É preciso, portanto, compreender, ainda que esse não é um problema relativo, por exemplo, à uma má administração do tempo, de fatores ou fragilidades individuais, mas de uma condição coletiva que assim deve ser tratada. As estratégias individuais de controle de tempo, práticas de autocuidado de atividades extras ao trabalho que dão prazer são de suma importância, no entanto, é também necessário refletirmos sobre os contextos em que estamos inseridos, pensar e agir criticamente diante deles. Afinal somos produzidos socialmente a partir deles e os reproduzimos nas nossas vivências cotidianas. Saúde mental requer coletividade, senso de pertencimento, identidade e sensação de acolhimento. No contexto acadêmico é de suma importância acolher colegas professores e professoras que apresentem queixas ou sinais de que sua saúde mental não vai bem. É preciso constituir espaços de discussão coletiva sobre esses fatores que são potencialmente adoecedores, é fundamental participar de deliberações e reflexões acerca dos sistemas de avaliações e critérios de produtividade e lutar pela modificação das condições de trabalho injustas e desumanas.

Pensar em saúde mental, portanto, requer repensar nossos modos de vida, nossos modos de produção e reprodução da vida nada saudáveis.
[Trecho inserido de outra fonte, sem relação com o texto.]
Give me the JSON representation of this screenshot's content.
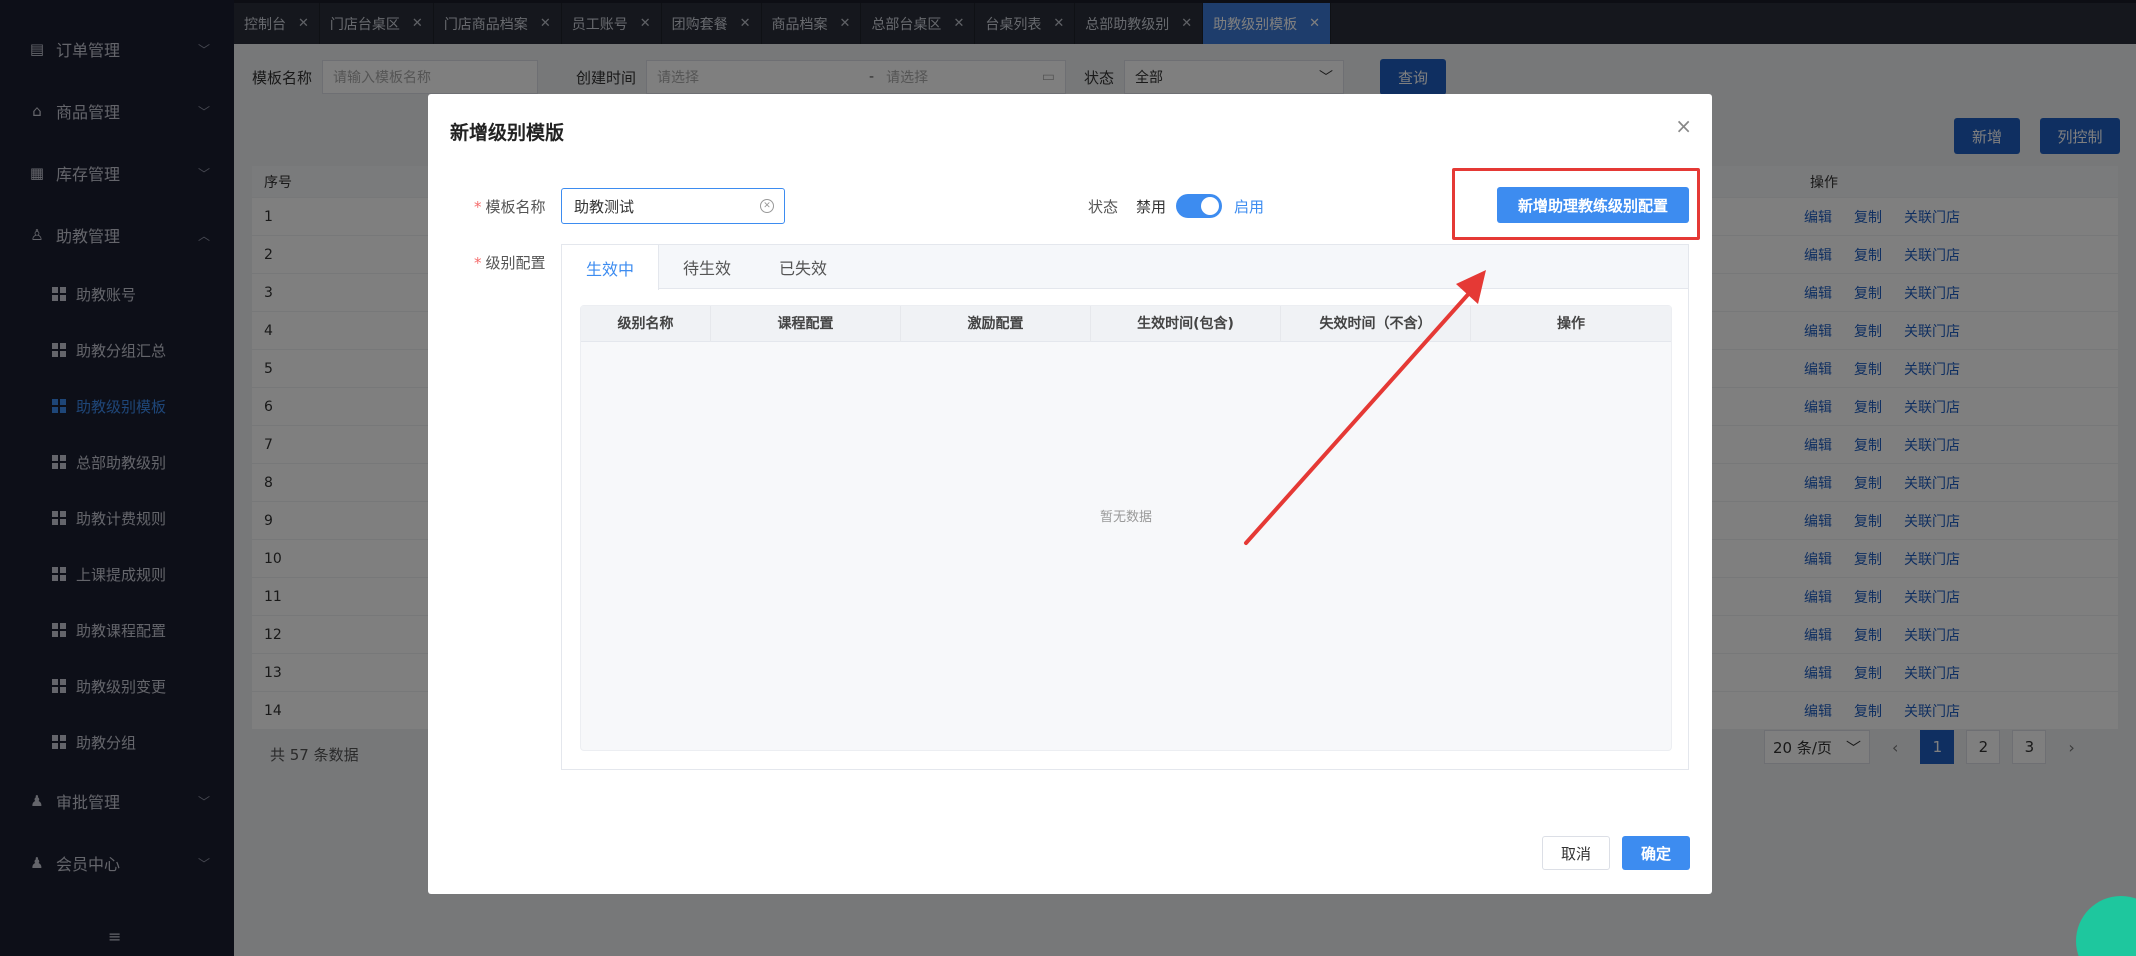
{
  "sidebar": {
    "menus": [
      {
        "label": "订单管理",
        "icon": "document-icon",
        "glyph": "▤",
        "chev": "﹀"
      },
      {
        "label": "商品管理",
        "icon": "bag-icon",
        "glyph": "⌂",
        "chev": "﹀"
      },
      {
        "label": "库存管理",
        "icon": "inventory-icon",
        "glyph": "▦",
        "chev": "﹀"
      },
      {
        "label": "助教管理",
        "icon": "user-icon",
        "glyph": "♙",
        "chev": "︿"
      }
    ],
    "sub_items": [
      "助教账号",
      "助教分组汇总",
      "助教级别模板",
      "总部助教级别",
      "助教计费规则",
      "上课提成规则",
      "助教课程配置",
      "助教级别变更",
      "助教分组"
    ],
    "menus_after": [
      {
        "label": "审批管理",
        "icon": "approval-icon",
        "glyph": "♟",
        "chev": "﹀"
      },
      {
        "label": "会员中心",
        "icon": "member-icon",
        "glyph": "♟",
        "chev": "﹀"
      }
    ],
    "toggle_glyph": "≡"
  },
  "tabs": [
    "控制台",
    "门店台桌区",
    "门店商品档案",
    "员工账号",
    "团购套餐",
    "商品档案",
    "总部台桌区",
    "台桌列表",
    "总部助教级别",
    "助教级别模板"
  ],
  "tab_close": "✕",
  "filters": {
    "template_name_label": "模板名称",
    "template_name_placeholder": "请输入模板名称",
    "created_label": "创建时间",
    "date_start": "请选择",
    "date_sep": "-",
    "date_end": "请选择",
    "status_label": "状态",
    "status_value": "全部",
    "query_button": "查询"
  },
  "toolbar": {
    "add": "新增",
    "columns": "列控制"
  },
  "bg_table": {
    "seq_header": "序号",
    "ops_header": "操作",
    "rows": [
      "1",
      "2",
      "3",
      "4",
      "5",
      "6",
      "7",
      "8",
      "9",
      "10",
      "11",
      "12",
      "13",
      "14"
    ],
    "ops": [
      "编辑",
      "复制",
      "关联门店"
    ]
  },
  "bg_footer": {
    "total": "共 57 条数据",
    "page_size": "20 条/页",
    "pages": [
      "1",
      "2",
      "3"
    ],
    "prev": "‹",
    "next": "›"
  },
  "dialog": {
    "title": "新增级别模版",
    "close": "×",
    "template_name_label": "模板名称",
    "template_name_value": "助教测试",
    "status_label": "状态",
    "status_off": "禁用",
    "status_on": "启用",
    "status_enabled": true,
    "add_config_button": "新增助理教练级别配置",
    "level_config_label": "级别配置",
    "level_tabs": [
      "生效中",
      "待生效",
      "已失效"
    ],
    "columns": [
      "级别名称",
      "课程配置",
      "激励配置",
      "生效时间(包含)",
      "失效时间（不含）",
      "操作"
    ],
    "empty_text": "暂无数据",
    "cancel": "取消",
    "ok": "确定"
  },
  "colors": {
    "primary": "#3d8cf0",
    "annotation": "#e53935",
    "sidebar_bg": "#1b1e30"
  }
}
Pensar em promoção de saúde mental não deve ser um movimento individual e de assujeitamento via educação e saúde. É preciso fortalecer os movimentos coletivos de luta por condições de vida e trabalho mais dignas, justas e saudáveis. Afinal, saúde mental requer condições para que ela aconteça!

 

 

 

[1] https://gauchazh.clicrbs.com.br/comportamento/noticia/2020/01/criador-do-janeiro-branco-campanha-pela-saude-mental-critica-ditadura-da-eficiencia-e-burocratizacao-da-vida-ck6107dkl0et501qdd34c8bei.html

[2] CANGUILHEM, Georges et al. O normal e o patológico. Rio de Janeiro: Forense Universitária, 2007.